Secondo l’accusa, il sindaco Cozzani avrebbe favorito i Paletti anche per altri affari: dai campi da padel all’ex scuola Ravecca trasformata in dependance del Grand Hotel, con un bando confezionato su misura per loro. Sempre come riportato nel dispositivo del Gip, in cambio i Paletti avrebbero offerto cene, pernotti, biglietti del Gran Premio di Formula Uno agli amici del sindaco.

Promettevano anche di aiutare l’espansione commerciale dell’azienda del fratello del sindaco, Filippo Cozzani, imprenditore dell’acqua in brick. Quest’ultimo veniva addirittura invitato a far parte del progetto per la realizzazione e gestione dello stabilimento balneare alla Palmaria. Tra gli indagati anche Michele Denegri, imprenditore torinese che bramava di costruire piscine nell’isolotto. L’accusa per lui è quella di turbativa d’asta: si sarebbe messo d’accordo con il sindaco per aggiudicarsi i terreni.   

Il posidonieto sacrificato tra le proteste degli ambientalisti

Il Parco naturale regionale di Porto Venere, di gestione comunale, con la sua Area di tutela marina che comprende anche un posidonieto proprio di fronte alla ex Cava Carlo Alberto, veniva progressivamente impoverito e deprivato.

«Le visite organizzate dalle associazioni del posto, i percorsi botanici, nonostante il buon riscontro di pubblico, furono tutte interrotte per decisione dell’amministrazione di Porto Venere», spiega Gabriella Reboa dell’Associazione Posidonia. «Veniva favorito il degrado dell’isola per poter poi invocare l’intervento salvifico del privato. Nonostante le nostre numerose proteste, si giunse alla messa all’asta di due lotti del valore iniziale complessivo di 12 milioni di euro. Ma le due aste andarono deserte. Nel 2023 è subentrata un’amministrazione in continuità con l’operato di Cozzani e nel febbraio 2024 il Consiglio comunale, per facilitare la vendita, ha preso quasi all’unanimità la decisione dello spacchettamento dei beni», precisa Reboa. «In questi anni abbiamo più volte denunciato i vizi di fondo, le assenze e la visione puramente imprenditoriale, economica e finanziaria sulla gestione del territorio. Ma non credevamo a una collusione così ampia».
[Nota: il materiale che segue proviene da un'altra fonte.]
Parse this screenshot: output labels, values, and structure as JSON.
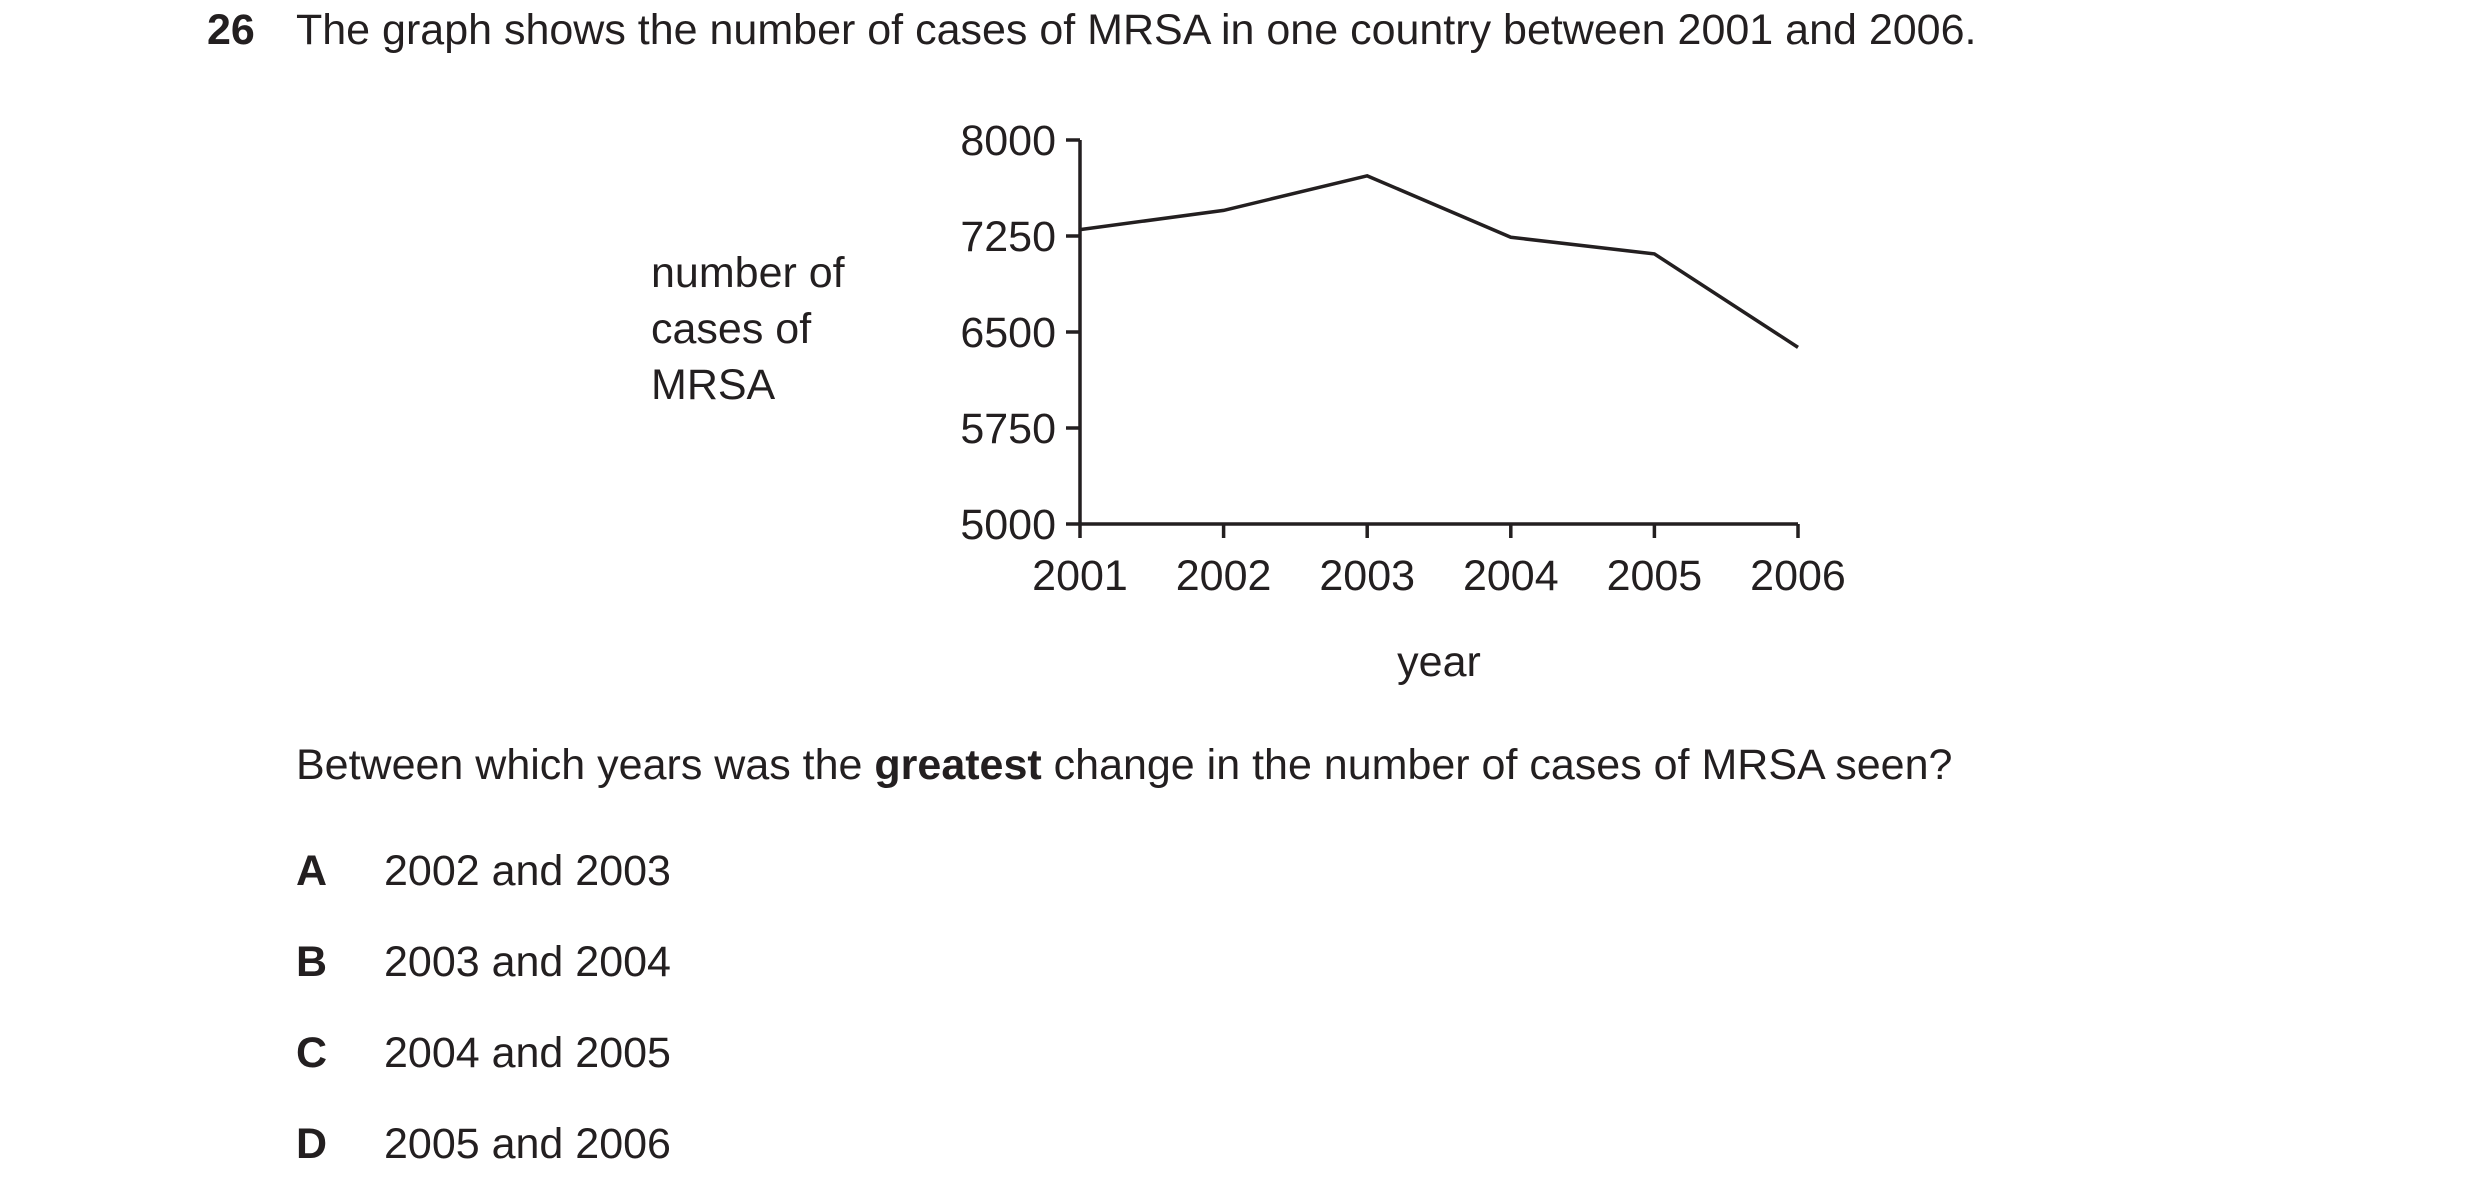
{
  "question": {
    "number": "26",
    "stem": "The graph shows the number of cases of MRSA in one country between 2001 and 2006.",
    "prompt_before": "Between which years was the ",
    "prompt_bold": "greatest",
    "prompt_after": " change in the number of cases of MRSA seen?"
  },
  "options": [
    {
      "letter": "A",
      "text": "2002 and 2003"
    },
    {
      "letter": "B",
      "text": "2003 and 2004"
    },
    {
      "letter": "C",
      "text": "2004 and 2005"
    },
    {
      "letter": "D",
      "text": "2005 and 2006"
    }
  ],
  "chart_data": {
    "type": "line",
    "title": "",
    "xlabel": "year",
    "ylabel_lines": [
      "number of",
      "cases of",
      "MRSA"
    ],
    "x": [
      "2001",
      "2002",
      "2003",
      "2004",
      "2005",
      "2006"
    ],
    "series": [
      {
        "values": [
          7300,
          7450,
          7720,
          7240,
          7110,
          6380
        ]
      }
    ],
    "ylim": [
      5000,
      8000
    ],
    "yticks": [
      "5000",
      "5750",
      "6500",
      "7250",
      "8000"
    ],
    "grid": false,
    "line_color": "#231f20"
  }
}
Giacomazzi incalza: «Ad aprile 2023 facemmo una manifestazione con 300 persone, una catena umana, per protestare contro la realizzazione dello stabilimento con piscine, con varie associazioni tra cui Legambiente, Posidonia, Psmn, (Palmaria sì, masterplan no). Quel giorno, con nostra sorpresa, arrivò il primo sequestro del cantiere dell’ex cava di Carlo Alberto. Era il 15 aprile 2023 e festeggiammo. Dopo qualche mese arrivò il dissequestro: eravamo al lumicino delle nostre speranze, c’era scoramento, ci stavamo disperdendo. Credevamo che nulla potesse bloccare il sacco dell’isola. Ora torniamo a sperare. Sappiamo che, anche grazie ai nostri esposti, hanno iniziato a indagare».

Quando i controllori coincidono con i controllati

La questione penale però non risolve tutto, secondo gli attivisti. Questa vicenda assume un valore che va ben oltre la Palmaria. «È emblematica perché indica un vulnus generale sulla tutela del territorio: i controllori che coincidono con i controllati», attacca Giacomazzi. «Nei momenti decisivi dei passaggi amministrativi sul Masterplan, Cozzani era Sindaco di Porto Venere. Di conseguenza era “controllore” del Parco Regionale (a gestione comunale), site manager del Sito Unesco, Commissario per l’Area strategica della Palmaria. Per cui, di fatto, si consumava un conflitto di interessi enorme e sollevato solo da noi attivisti».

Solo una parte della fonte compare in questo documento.